Monday, May 18, 2009

Baseball pocket billiards

Baseball pocket billiards or baseball pool (sometimes, in context, referred to simply as baseball) is a pocket billiards (pool) game suited for multiple players that borrows phraseology and even some aspects of form from the game of baseball. For instance, although baseball pool is played on a standard pool table, the 9-ball is known as the pitcher, the table’s foot spot where balls are racked is known as home plate, and each team or player is afforded nine innings to score as many runs as possible.

Baseball pocket billiards has been in existence since at least 1912, when Brunswick soberly described it in a pamphlet as "the most fascinating game of the twentieth century." The game has relatively simple rules. The winner is the player with the highest run tally after all players have taken nine turns at bat.

Although never one of the most popular billiards pursuits, and more well known in the early- to mid-20th century, the game has been featured in well-advertised public tournaments. For example, in 1922, the Pennsylvania Railroad System hosted a large scale “Indoor Championships” sports tourney in Columbus, Ohio, with more than 1,500 contestants competing at 15 events, including baseball pocket billiards, for an audience of approximately 20,000 spectators. Baseball pocket billiards is played with 21 numbered object balls. Since a standard set of pool balls is numbered 1 through 15, sets of balls numbered 16 through 21, known as "baseball sets", have been marketed specifically for the game, along with the oversized triangle racks needed for proper racking.

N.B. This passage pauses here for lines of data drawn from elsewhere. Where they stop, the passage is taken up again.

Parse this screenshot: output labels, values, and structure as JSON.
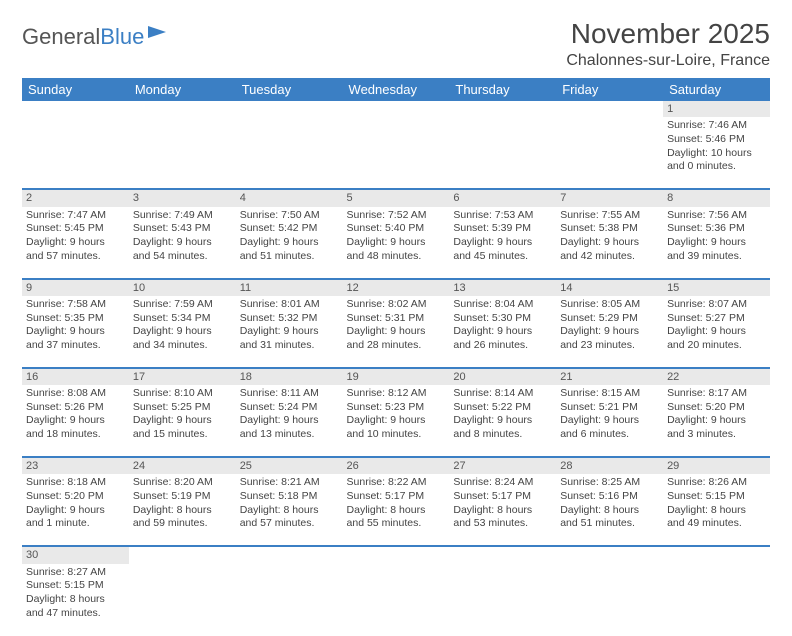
{
  "logo": {
    "text1": "General",
    "text2": "Blue"
  },
  "title": "November 2025",
  "location": "Chalonnes-sur-Loire, France",
  "colors": {
    "header_bg": "#3b7fc4",
    "header_text": "#ffffff",
    "daynum_bg": "#e9e9e9",
    "row_border": "#3b7fc4",
    "text": "#444444"
  },
  "day_headers": [
    "Sunday",
    "Monday",
    "Tuesday",
    "Wednesday",
    "Thursday",
    "Friday",
    "Saturday"
  ],
  "weeks": [
    {
      "nums": [
        "",
        "",
        "",
        "",
        "",
        "",
        "1"
      ],
      "cells": [
        null,
        null,
        null,
        null,
        null,
        null,
        {
          "sunrise": "7:46 AM",
          "sunset": "5:46 PM",
          "daylight": "10 hours and 0 minutes."
        }
      ]
    },
    {
      "nums": [
        "2",
        "3",
        "4",
        "5",
        "6",
        "7",
        "8"
      ],
      "cells": [
        {
          "sunrise": "7:47 AM",
          "sunset": "5:45 PM",
          "daylight": "9 hours and 57 minutes."
        },
        {
          "sunrise": "7:49 AM",
          "sunset": "5:43 PM",
          "daylight": "9 hours and 54 minutes."
        },
        {
          "sunrise": "7:50 AM",
          "sunset": "5:42 PM",
          "daylight": "9 hours and 51 minutes."
        },
        {
          "sunrise": "7:52 AM",
          "sunset": "5:40 PM",
          "daylight": "9 hours and 48 minutes."
        },
        {
          "sunrise": "7:53 AM",
          "sunset": "5:39 PM",
          "daylight": "9 hours and 45 minutes."
        },
        {
          "sunrise": "7:55 AM",
          "sunset": "5:38 PM",
          "daylight": "9 hours and 42 minutes."
        },
        {
          "sunrise": "7:56 AM",
          "sunset": "5:36 PM",
          "daylight": "9 hours and 39 minutes."
        }
      ]
    },
    {
      "nums": [
        "9",
        "10",
        "11",
        "12",
        "13",
        "14",
        "15"
      ],
      "cells": [
        {
          "sunrise": "7:58 AM",
          "sunset": "5:35 PM",
          "daylight": "9 hours and 37 minutes."
        },
        {
          "sunrise": "7:59 AM",
          "sunset": "5:34 PM",
          "daylight": "9 hours and 34 minutes."
        },
        {
          "sunrise": "8:01 AM",
          "sunset": "5:32 PM",
          "daylight": "9 hours and 31 minutes."
        },
        {
          "sunrise": "8:02 AM",
          "sunset": "5:31 PM",
          "daylight": "9 hours and 28 minutes."
        },
        {
          "sunrise": "8:04 AM",
          "sunset": "5:30 PM",
          "daylight": "9 hours and 26 minutes."
        },
        {
          "sunrise": "8:05 AM",
          "sunset": "5:29 PM",
          "daylight": "9 hours and 23 minutes."
        },
        {
          "sunrise": "8:07 AM",
          "sunset": "5:27 PM",
          "daylight": "9 hours and 20 minutes."
        }
      ]
    },
    {
      "nums": [
        "16",
        "17",
        "18",
        "19",
        "20",
        "21",
        "22"
      ],
      "cells": [
        {
          "sunrise": "8:08 AM",
          "sunset": "5:26 PM",
          "daylight": "9 hours and 18 minutes."
        },
        {
          "sunrise": "8:10 AM",
          "sunset": "5:25 PM",
          "daylight": "9 hours and 15 minutes."
        },
        {
          "sunrise": "8:11 AM",
          "sunset": "5:24 PM",
          "daylight": "9 hours and 13 minutes."
        },
        {
          "sunrise": "8:12 AM",
          "sunset": "5:23 PM",
          "daylight": "9 hours and 10 minutes."
        },
        {
          "sunrise": "8:14 AM",
          "sunset": "5:22 PM",
          "daylight": "9 hours and 8 minutes."
        },
        {
          "sunrise": "8:15 AM",
          "sunset": "5:21 PM",
          "daylight": "9 hours and 6 minutes."
        },
        {
          "sunrise": "8:17 AM",
          "sunset": "5:20 PM",
          "daylight": "9 hours and 3 minutes."
        }
      ]
    },
    {
      "nums": [
        "23",
        "24",
        "25",
        "26",
        "27",
        "28",
        "29"
      ],
      "cells": [
        {
          "sunrise": "8:18 AM",
          "sunset": "5:20 PM",
          "daylight": "9 hours and 1 minute."
        },
        {
          "sunrise": "8:20 AM",
          "sunset": "5:19 PM",
          "daylight": "8 hours and 59 minutes."
        },
        {
          "sunrise": "8:21 AM",
          "sunset": "5:18 PM",
          "daylight": "8 hours and 57 minutes."
        },
        {
          "sunrise": "8:22 AM",
          "sunset": "5:17 PM",
          "daylight": "8 hours and 55 minutes."
        },
        {
          "sunrise": "8:24 AM",
          "sunset": "5:17 PM",
          "daylight": "8 hours and 53 minutes."
        },
        {
          "sunrise": "8:25 AM",
          "sunset": "5:16 PM",
          "daylight": "8 hours and 51 minutes."
        },
        {
          "sunrise": "8:26 AM",
          "sunset": "5:15 PM",
          "daylight": "8 hours and 49 minutes."
        }
      ]
    },
    {
      "nums": [
        "30",
        "",
        "",
        "",
        "",
        "",
        ""
      ],
      "cells": [
        {
          "sunrise": "8:27 AM",
          "sunset": "5:15 PM",
          "daylight": "8 hours and 47 minutes."
        },
        null,
        null,
        null,
        null,
        null,
        null
      ]
    }
  ],
  "labels": {
    "sunrise": "Sunrise:",
    "sunset": "Sunset:",
    "daylight": "Daylight:"
  }
}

The balls are racked at the foot end of a pool table, with the apex ball of the triangle centered over the foot spot ("home plate").Viewed from the racker's vantage point, the 1-ball is placed at the triangle's apex, the 2-ball at the right corner, and the 3-ball at the left corner. The 9-ball, called the "pitcher", is placed at what would be the center of the rack if the game were to be played with 15 balls. All other balls are placed randomly. Because most physical racks only accommodate 15 balls, the last row of balls may be placed manually after placement with a standard triangle. The opening break and subsequent breaks, if any (see infra), are performed with the cue ball in hand from the kitchen (behind the table's head string).